Offshore Wind starts Scroby Sands gets go ahead

The government has given approval for the UK’s first commercial offshore wind farm - 38 turbines with a total capacity of 76 megawatts, at Scroby Sands 2.5km off Great Yarmouth. "This development marks a significant step forward for the wind industry", said Energy Minister Brian Wilson. The scheme, to be installed by Powergen, is the first of 18 sites currently being considered for development to win approval. It should start generating in 2003. The 60m tall turbine are likely to be built by Denmark’s Vestas.

The go ahead was announced at the Offshore Wind 2002 conference organised by the British Wind Energy Association which heard that the overall goal is to have 4000 MW of offshore wind power by 2010. However Gordon Shearer, a BWEA board member and vice president of Shell WindEnergy, noted that "we need an early start if we are to make this target", and there were calls for the governments consultation process to be speeded up, so that the next round of offshore licenses could be awarded in October instead of early next year as planned. Then there was the issue of funding. The government has set aside £74m in competitive grants for offshore wind projects, and the first grants are to be awarded in June, with a maximum of £14 m per project, a figure which rises to £30 m for later rounds in December and June 2003. But Wilson told the conference the government had received bids for capital grants for wind offshore schemes of £160m, so some contenders will obviously be disappointed. But it does show there is enthusiasm for offshore projects .
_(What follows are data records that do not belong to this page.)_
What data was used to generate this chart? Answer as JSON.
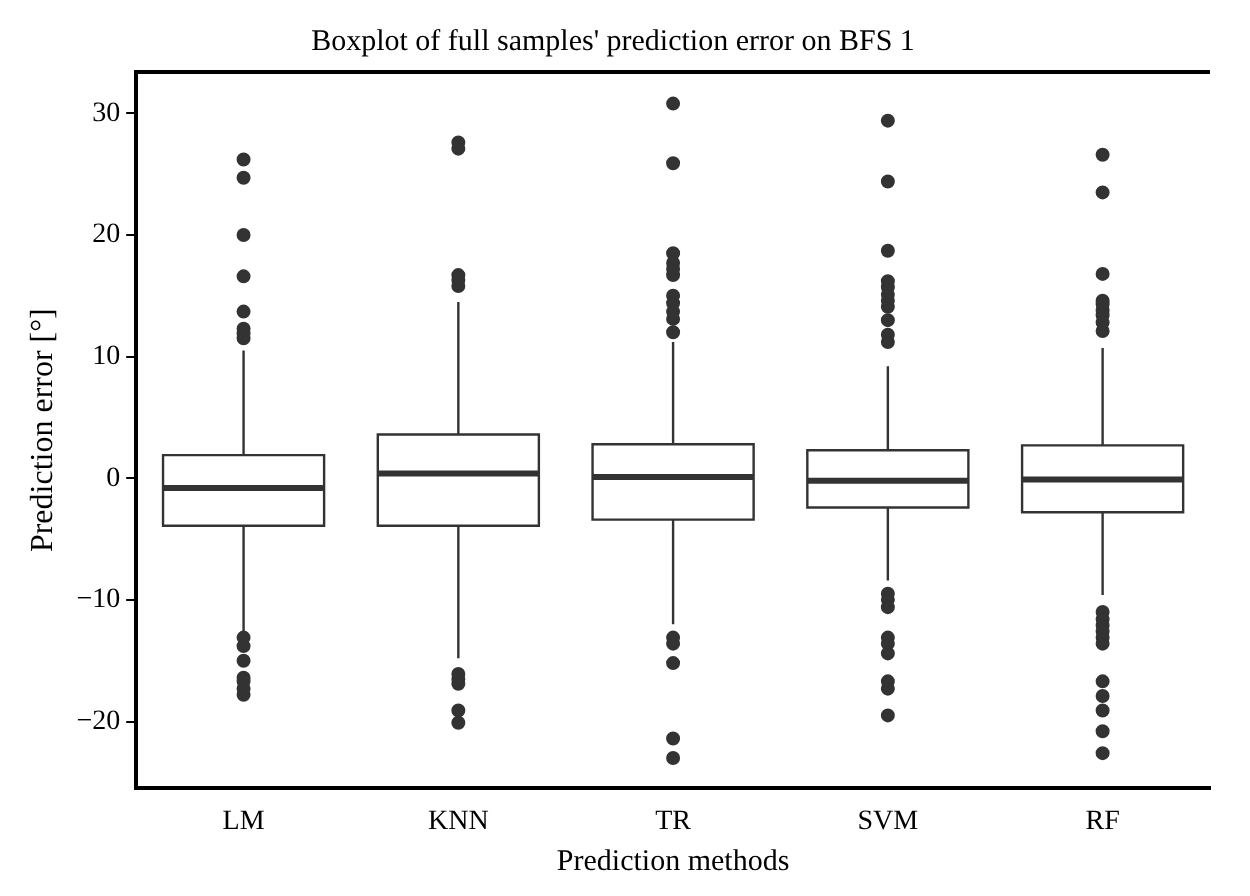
{
  "chart_data": {
    "type": "box",
    "title": "Boxplot of full samples' prediction error on BFS 1",
    "xlabel": "Prediction methods",
    "ylabel": "Prediction error [°]",
    "categories": [
      "LM",
      "KNN",
      "TR",
      "SVM",
      "RF"
    ],
    "color": "#333333",
    "boxes": [
      {
        "low": -12.6,
        "q1": -3.9,
        "median": -0.8,
        "q3": 1.9,
        "high": 10.5,
        "outliers": [
          26.2,
          24.7,
          20.0,
          16.6,
          13.7,
          12.3,
          11.9,
          11.5,
          -13.1,
          -13.8,
          -15.0,
          -16.4,
          -16.7,
          -17.3,
          -17.8
        ]
      },
      {
        "low": -14.8,
        "q1": -3.9,
        "median": 0.4,
        "q3": 3.6,
        "high": 14.5,
        "outliers": [
          27.6,
          27.1,
          16.7,
          16.3,
          15.8,
          -16.1,
          -16.5,
          -16.9,
          -19.1,
          -20.1
        ]
      },
      {
        "low": -12.0,
        "q1": -3.4,
        "median": 0.1,
        "q3": 2.8,
        "high": 11.2,
        "outliers": [
          30.8,
          25.9,
          18.5,
          17.7,
          17.2,
          16.7,
          15.0,
          14.4,
          13.7,
          13.1,
          12.0,
          -13.1,
          -13.6,
          -15.2,
          -21.4,
          -23.0
        ]
      },
      {
        "low": -8.4,
        "q1": -2.4,
        "median": -0.2,
        "q3": 2.3,
        "high": 9.2,
        "outliers": [
          29.4,
          24.4,
          18.7,
          16.2,
          15.7,
          15.1,
          14.6,
          14.1,
          13.0,
          11.8,
          11.2,
          -9.5,
          -10.0,
          -10.6,
          -13.1,
          -13.6,
          -14.4,
          -16.7,
          -17.3,
          -19.5
        ]
      },
      {
        "low": -9.6,
        "q1": -2.8,
        "median": -0.1,
        "q3": 2.7,
        "high": 10.7,
        "outliers": [
          26.6,
          23.5,
          16.8,
          14.6,
          14.3,
          13.8,
          13.4,
          12.8,
          12.1,
          -11.0,
          -11.6,
          -12.1,
          -12.6,
          -13.1,
          -13.6,
          -16.7,
          -17.9,
          -19.1,
          -20.8,
          -22.6
        ]
      }
    ],
    "ylim": [
      -25.5,
      33.4
    ],
    "yticks": [
      {
        "value": -20,
        "label": "−20"
      },
      {
        "value": -10,
        "label": "−10"
      },
      0,
      10,
      20,
      30
    ],
    "grid": false,
    "legend": false
  }
}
As Wilson noted A real momentum is building for offshore renewables and not just for wind but wave and other marine based technologies such as wave and tidal’.

Solway Firth

While most of the UK’s proposed offshore wind farms are south of the border, there is one proposed in Scottish waters- on Solway Firth. The Public consultation process began on that recently - on both shores of the Firth. TXU, which owns English electricity suppliers Eastern and Norweb, and Offshore Energy Resources Ltd, released photo montages showing 60 130m-tall wind turbines in the Firth, clearly visible from both shores. Capable of generating 180 MW - about 25% of Scotland’s 2010 Kyoto target - they would be in Scottish waters, meaning the Scottish Executive will be the planning authority, although the electricity would flow south. The £200m wind farm would interconnect with the United Utilities distribution network in Cumbria, via a sub-sea cable. The turbines would be built on Robin Rigg, a shallow sandbank approximately 6.4 miles from the Scottish coast and 7.1 miles from the English coast.

They would supply about 160,000 homes, equating to 75% of Cumbrian households or more than one and half times the domestic energy requirement for Dumfries and Galloway. Construction would last around 18 months and bring more than 100 contracting jobs to the area. Several leading turbine and tower manufacturers, including Vestas at Campbeltown, are thought to be in the running for the construction work.
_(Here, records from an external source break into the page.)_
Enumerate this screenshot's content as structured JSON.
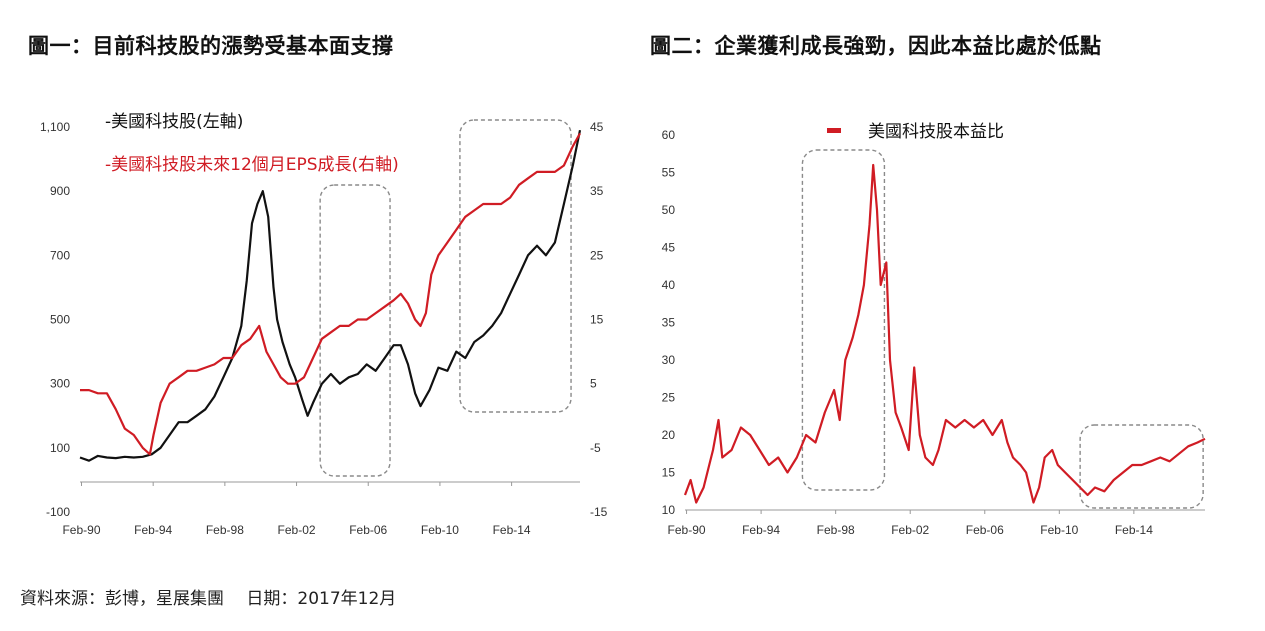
{
  "colors": {
    "tech_index": "#111111",
    "eps": "#d01c24",
    "pe": "#d01c24",
    "box": "#8a8a8a"
  },
  "footer": "資料來源：彭博，星展集團　 日期：2017年12月",
  "chart_data": [
    {
      "type": "line",
      "title": "圖一：目前科技股的漲勢受基本面支撐",
      "x_tick_labels": [
        "Feb-90",
        "Feb-94",
        "Feb-98",
        "Feb-02",
        "Feb-06",
        "Feb-10",
        "Feb-14"
      ],
      "x_range": [
        1990.0,
        2017.9
      ],
      "y_left": {
        "ticks": [
          "1,100",
          "900",
          "700",
          "500",
          "300",
          "100",
          "-100"
        ],
        "range": [
          -100,
          1100
        ]
      },
      "y_right": {
        "ticks": [
          "45",
          "35",
          "25",
          "15",
          "5",
          "-5",
          "-15"
        ],
        "range": [
          -15,
          45
        ]
      },
      "series": [
        {
          "name": "-美國科技股(左軸)",
          "axis": "left",
          "color": "#111111",
          "points": [
            [
              1990.0,
              70
            ],
            [
              1990.5,
              60
            ],
            [
              1991.0,
              75
            ],
            [
              1991.5,
              70
            ],
            [
              1992.0,
              68
            ],
            [
              1992.5,
              72
            ],
            [
              1993.0,
              70
            ],
            [
              1993.5,
              72
            ],
            [
              1994.0,
              80
            ],
            [
              1994.5,
              100
            ],
            [
              1995.0,
              140
            ],
            [
              1995.5,
              180
            ],
            [
              1996.0,
              180
            ],
            [
              1996.5,
              200
            ],
            [
              1997.0,
              220
            ],
            [
              1997.5,
              260
            ],
            [
              1998.0,
              320
            ],
            [
              1998.5,
              380
            ],
            [
              1999.0,
              480
            ],
            [
              1999.3,
              620
            ],
            [
              1999.6,
              800
            ],
            [
              1999.9,
              860
            ],
            [
              2000.2,
              900
            ],
            [
              2000.5,
              820
            ],
            [
              2000.8,
              600
            ],
            [
              2001.0,
              500
            ],
            [
              2001.3,
              430
            ],
            [
              2001.7,
              360
            ],
            [
              2002.0,
              320
            ],
            [
              2002.4,
              250
            ],
            [
              2002.7,
              200
            ],
            [
              2003.0,
              240
            ],
            [
              2003.5,
              300
            ],
            [
              2004.0,
              330
            ],
            [
              2004.5,
              300
            ],
            [
              2005.0,
              320
            ],
            [
              2005.5,
              330
            ],
            [
              2006.0,
              360
            ],
            [
              2006.5,
              340
            ],
            [
              2007.0,
              380
            ],
            [
              2007.5,
              420
            ],
            [
              2007.9,
              420
            ],
            [
              2008.3,
              360
            ],
            [
              2008.7,
              270
            ],
            [
              2009.0,
              230
            ],
            [
              2009.5,
              280
            ],
            [
              2010.0,
              350
            ],
            [
              2010.5,
              340
            ],
            [
              2011.0,
              400
            ],
            [
              2011.5,
              380
            ],
            [
              2012.0,
              430
            ],
            [
              2012.5,
              450
            ],
            [
              2013.0,
              480
            ],
            [
              2013.5,
              520
            ],
            [
              2014.0,
              580
            ],
            [
              2014.5,
              640
            ],
            [
              2015.0,
              700
            ],
            [
              2015.5,
              730
            ],
            [
              2016.0,
              700
            ],
            [
              2016.5,
              740
            ],
            [
              2017.0,
              860
            ],
            [
              2017.5,
              980
            ],
            [
              2017.9,
              1090
            ]
          ]
        },
        {
          "name": "-美國科技股未來12個月EPS成長(右軸)",
          "axis": "right",
          "color": "#d01c24",
          "points": [
            [
              1990.0,
              4
            ],
            [
              1990.5,
              4
            ],
            [
              1991.0,
              3.5
            ],
            [
              1991.5,
              3.5
            ],
            [
              1992.0,
              1
            ],
            [
              1992.5,
              -2
            ],
            [
              1993.0,
              -3
            ],
            [
              1993.5,
              -5
            ],
            [
              1993.9,
              -6
            ],
            [
              1994.1,
              -3
            ],
            [
              1994.5,
              2
            ],
            [
              1995.0,
              5
            ],
            [
              1995.5,
              6
            ],
            [
              1996.0,
              7
            ],
            [
              1996.5,
              7
            ],
            [
              1997.0,
              7.5
            ],
            [
              1997.5,
              8
            ],
            [
              1998.0,
              9
            ],
            [
              1998.5,
              9
            ],
            [
              1999.0,
              11
            ],
            [
              1999.5,
              12
            ],
            [
              2000.0,
              14
            ],
            [
              2000.4,
              10
            ],
            [
              2000.8,
              8
            ],
            [
              2001.2,
              6
            ],
            [
              2001.6,
              5
            ],
            [
              2002.0,
              5
            ],
            [
              2002.5,
              6
            ],
            [
              2003.0,
              9
            ],
            [
              2003.5,
              12
            ],
            [
              2004.0,
              13
            ],
            [
              2004.5,
              14
            ],
            [
              2005.0,
              14
            ],
            [
              2005.5,
              15
            ],
            [
              2006.0,
              15
            ],
            [
              2006.5,
              16
            ],
            [
              2007.0,
              17
            ],
            [
              2007.5,
              18
            ],
            [
              2007.9,
              19
            ],
            [
              2008.3,
              17.5
            ],
            [
              2008.7,
              15
            ],
            [
              2009.0,
              14
            ],
            [
              2009.3,
              16
            ],
            [
              2009.6,
              22
            ],
            [
              2010.0,
              25
            ],
            [
              2010.5,
              27
            ],
            [
              2011.0,
              29
            ],
            [
              2011.5,
              31
            ],
            [
              2012.0,
              32
            ],
            [
              2012.5,
              33
            ],
            [
              2013.0,
              33
            ],
            [
              2013.5,
              33
            ],
            [
              2014.0,
              34
            ],
            [
              2014.5,
              36
            ],
            [
              2015.0,
              37
            ],
            [
              2015.5,
              38
            ],
            [
              2016.0,
              38
            ],
            [
              2016.5,
              38
            ],
            [
              2017.0,
              39
            ],
            [
              2017.5,
              42
            ],
            [
              2017.9,
              44
            ]
          ]
        }
      ],
      "highlight_periods": [
        [
          2003.4,
          2007.3
        ],
        [
          2011.2,
          2017.4
        ]
      ]
    },
    {
      "type": "line",
      "title": "圖二：企業獲利成長強勁，因此本益比處於低點",
      "x_tick_labels": [
        "Feb-90",
        "Feb-94",
        "Feb-98",
        "Feb-02",
        "Feb-06",
        "Feb-10",
        "Feb-14"
      ],
      "x_range": [
        1990.0,
        2017.9
      ],
      "y_left": {
        "ticks": [
          "60",
          "55",
          "50",
          "45",
          "40",
          "35",
          "30",
          "25",
          "20",
          "15",
          "10"
        ],
        "range": [
          10,
          60
        ]
      },
      "series": [
        {
          "name": "美國科技股本益比",
          "color": "#d01c24",
          "points": [
            [
              1990.0,
              12
            ],
            [
              1990.3,
              14
            ],
            [
              1990.6,
              11
            ],
            [
              1991.0,
              13
            ],
            [
              1991.5,
              18
            ],
            [
              1991.8,
              22
            ],
            [
              1992.0,
              17
            ],
            [
              1992.5,
              18
            ],
            [
              1993.0,
              21
            ],
            [
              1993.5,
              20
            ],
            [
              1994.0,
              18
            ],
            [
              1994.5,
              16
            ],
            [
              1995.0,
              17
            ],
            [
              1995.5,
              15
            ],
            [
              1996.0,
              17
            ],
            [
              1996.5,
              20
            ],
            [
              1997.0,
              19
            ],
            [
              1997.5,
              23
            ],
            [
              1998.0,
              26
            ],
            [
              1998.3,
              22
            ],
            [
              1998.6,
              30
            ],
            [
              1999.0,
              33
            ],
            [
              1999.3,
              36
            ],
            [
              1999.6,
              40
            ],
            [
              1999.9,
              48
            ],
            [
              2000.1,
              56
            ],
            [
              2000.3,
              50
            ],
            [
              2000.5,
              40
            ],
            [
              2000.8,
              43
            ],
            [
              2001.0,
              30
            ],
            [
              2001.3,
              23
            ],
            [
              2001.6,
              21
            ],
            [
              2002.0,
              18
            ],
            [
              2002.3,
              29
            ],
            [
              2002.6,
              20
            ],
            [
              2002.9,
              17
            ],
            [
              2003.3,
              16
            ],
            [
              2003.6,
              18
            ],
            [
              2004.0,
              22
            ],
            [
              2004.5,
              21
            ],
            [
              2005.0,
              22
            ],
            [
              2005.5,
              21
            ],
            [
              2006.0,
              22
            ],
            [
              2006.5,
              20
            ],
            [
              2007.0,
              22
            ],
            [
              2007.3,
              19
            ],
            [
              2007.6,
              17
            ],
            [
              2008.0,
              16
            ],
            [
              2008.3,
              15
            ],
            [
              2008.7,
              11
            ],
            [
              2009.0,
              13
            ],
            [
              2009.3,
              17
            ],
            [
              2009.7,
              18
            ],
            [
              2010.0,
              16
            ],
            [
              2010.4,
              15
            ],
            [
              2010.8,
              14
            ],
            [
              2011.2,
              13
            ],
            [
              2011.6,
              12
            ],
            [
              2012.0,
              13
            ],
            [
              2012.5,
              12.5
            ],
            [
              2013.0,
              14
            ],
            [
              2013.5,
              15
            ],
            [
              2014.0,
              16
            ],
            [
              2014.5,
              16
            ],
            [
              2015.0,
              16.5
            ],
            [
              2015.5,
              17
            ],
            [
              2016.0,
              16.5
            ],
            [
              2016.5,
              17.5
            ],
            [
              2017.0,
              18.5
            ],
            [
              2017.5,
              19
            ],
            [
              2017.9,
              19.5
            ]
          ]
        }
      ],
      "highlight_periods": [
        [
          1996.3,
          2000.7
        ],
        [
          2011.2,
          2017.8
        ]
      ]
    }
  ]
}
Welcoming the plan, Richard Dixon, of Friends of the Earth Scotland, said: "Offshore wind turbines are going to be extremely important to the UK. It is a shame only one seabed license has been granted for Scotland."
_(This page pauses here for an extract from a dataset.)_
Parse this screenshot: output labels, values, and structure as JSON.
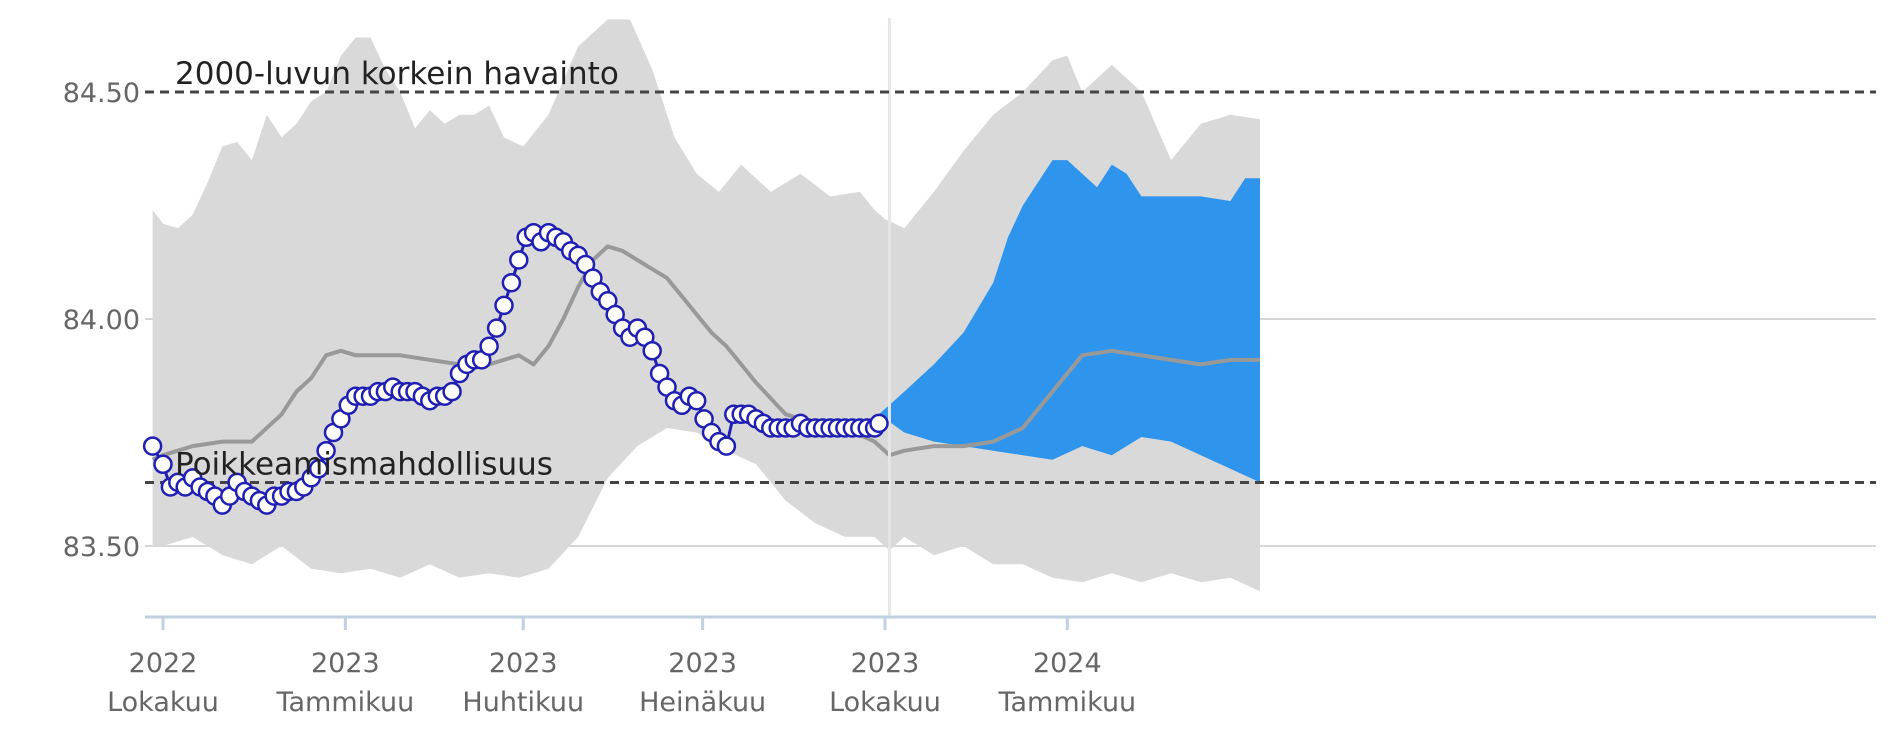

Based on a Report in the Herald

www.theherald.co.uk/news/archive/10-4-19102-23-55-48.html

UK offshore delays

Offshore wind farm developers trying to progress the 18 projects currently being considered face a wait of up to eight months to get the various official consents needed to push ahead with their schemes, according to the Marine Consents and Environment Unit at DEFRA. Offshore schemes are not expected to face the planning hurdles encountered by onshore wind farms but companies need to spend at least a year studying environmental impacts before they apply for the permits. They have to get at least seven consents from central government and local authorities. Planning lawyers have also warned that in theory anyone can use common-law navigation rights to protest against projects within 12 miles of the coastline. So developers might have to apply for Transport and Works Act orders to avoid such action. This takes time and money. Colin Palmer, technical director of SeaScape Energy, which is planning a scheme off the Merseyside coast, told the Financial Times that he had been advised a Transport and Works Act order would take 12-15 months to obtain, rather than four to six months under the normal process. And, as we’ve noted before, a number of onshore and offshore wind farms are also threatened by Ministry of Defence concerns about their impact on radar and low-flying aircraft.